The OP's requirement was for a 24 cylinder engine of 1,500+ hp in '39 (which just about guarantees 87 octane fuel), that will be up-gradable to remain relevant until VJ-Day. The only engine that historically meets the '39 date in the Vulture. And RR needs to keep the 'A-team' focused on the Vulture to make it a 3k hp engine in Aug/'45.

If nothing else keeping Vulture in production provides 2nd source for all designs wanting Sabre.

SaparotRob : RR Merlin and the last Allisons were keeping up on power with the Griffon through VE-day. I haven't read of any serious plans to replace the Merlin with Griffon at production line level (our Mustang experts might correct me) - the extra 300lbs of Griffon + bigger (heavier) propeller having negative effects on balance. As was pointed out, the speed record for a Mustang based air frame is still held by one powered by Merlin.

K Kilkenny : I was leaving out the "separated" V-12: X-42, Bolkhovitinov S "Sparka", Kawasaki_Ki-64, Arsenal VB 10 & Latécoère 299A as they really didn't meet OPs requirement. I'm still not sure the Fiat AS.6 does although it is single piece crankcase, single supercharger (I'd want RR flame traps or fuel injection on my V-24 to prevent backfires that plagued the AS.6.

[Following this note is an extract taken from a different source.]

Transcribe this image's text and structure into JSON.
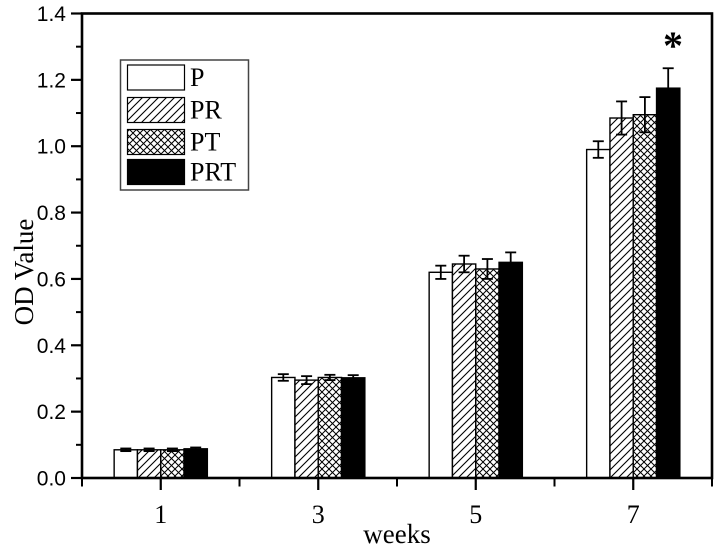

As for the X-42, the failure one V-1710 resulting in fire/failure of the other engine due to their close proximity doesn't bode well for the configuration as "silver bullet". I has merit, just not total solution.

swampyankee : V-3420 had vibration and mixture issues from the single supercharger initially, and still had mixture issues after the change in phasing between the 2 engines. 20% (1 of 5 flying P-75 crashing from engine failure/fire isn't great numbers.
 
The engines were developed for the RAF. Those fancy twenty four cylinder engines were military only. For civilian use, you want something simple, reliable and cheap. Postwar British airliners were powered by some Merlins, and a lot of Hercules and Centauruses. I am not aware even of a Griffon powered airliner.

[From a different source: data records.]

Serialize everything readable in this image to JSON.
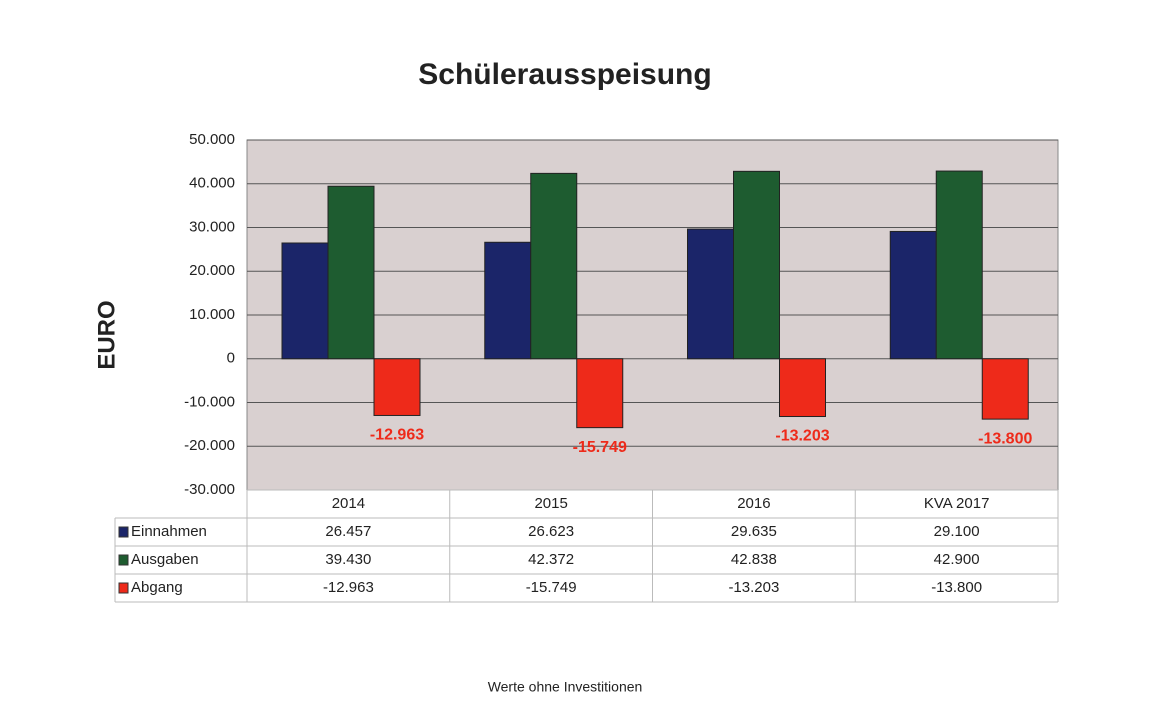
{
  "chart_data": {
    "type": "bar",
    "title": "Schülerausspeisung",
    "y_label": "EURO",
    "footnote": "Werte ohne Investitionen",
    "categories": [
      "2014",
      "2015",
      "2016",
      "KVA 2017"
    ],
    "series": [
      {
        "name": "Einnahmen",
        "color": "#1b2569",
        "values": [
          26457,
          26623,
          29635,
          29100
        ],
        "value_labels": [
          "26.457",
          "26.623",
          "29.635",
          "29.100"
        ]
      },
      {
        "name": "Ausgaben",
        "color": "#1e5c30",
        "values": [
          39430,
          42372,
          42838,
          42900
        ],
        "value_labels": [
          "39.430",
          "42.372",
          "42.838",
          "42.900"
        ]
      },
      {
        "name": "Abgang",
        "color": "#ee2a1a",
        "values": [
          -12963,
          -15749,
          -13203,
          -13800
        ],
        "value_labels": [
          "-12.963",
          "-15.749",
          "-13.203",
          "-13.800"
        ]
      }
    ],
    "data_label_series": 2,
    "ylim": [
      -30000,
      50000
    ],
    "yticks": [
      {
        "value": -30000,
        "label": "-30.000"
      },
      {
        "value": -20000,
        "label": "-20.000"
      },
      {
        "value": -10000,
        "label": "-10.000"
      },
      0,
      {
        "value": 10000,
        "label": "10.000"
      },
      {
        "value": 20000,
        "label": "20.000"
      },
      {
        "value": 30000,
        "label": "30.000"
      },
      {
        "value": 40000,
        "label": "40.000"
      },
      {
        "value": 50000,
        "label": "50.000"
      }
    ],
    "grid": true
  }
}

The Vulture and Sabre were developed at the same time. They went with the Sabre.

The Merlins were doing something like 2600HP by running 150 octane fuel and water injection. All the numbers I have seen for Griffons were with 100/130 octane, and no injection. The Griffons were capable of 3000+HP.

If you can replace a Spitfire's Merlin with a Griffon, you can do it with the heavier Mustang. I think Rolls Royce investigated a Griffon Mustang. For the USA, that means setting up production of Griffons somewhere. By 1944, it was pretty obvious that the next important fighter aircraft were going to be the Gloster Meteor, the de Havilland Vampire, and the Lockheed P-80. There was no point in upgrading the Griffon. They even stopped manufacturing the now excellent Napier Sabres.
 
They were developed for the British government, under government contracts. Not all "Merlins" went into aircraft, some were de tuned and went into tanks as Meteors. The intellectual property was the UK governments which is why they could contract Packard to produce Merlins under license, RR obviously profited from the deal but that is normal in a war, RR were in no position to refuse.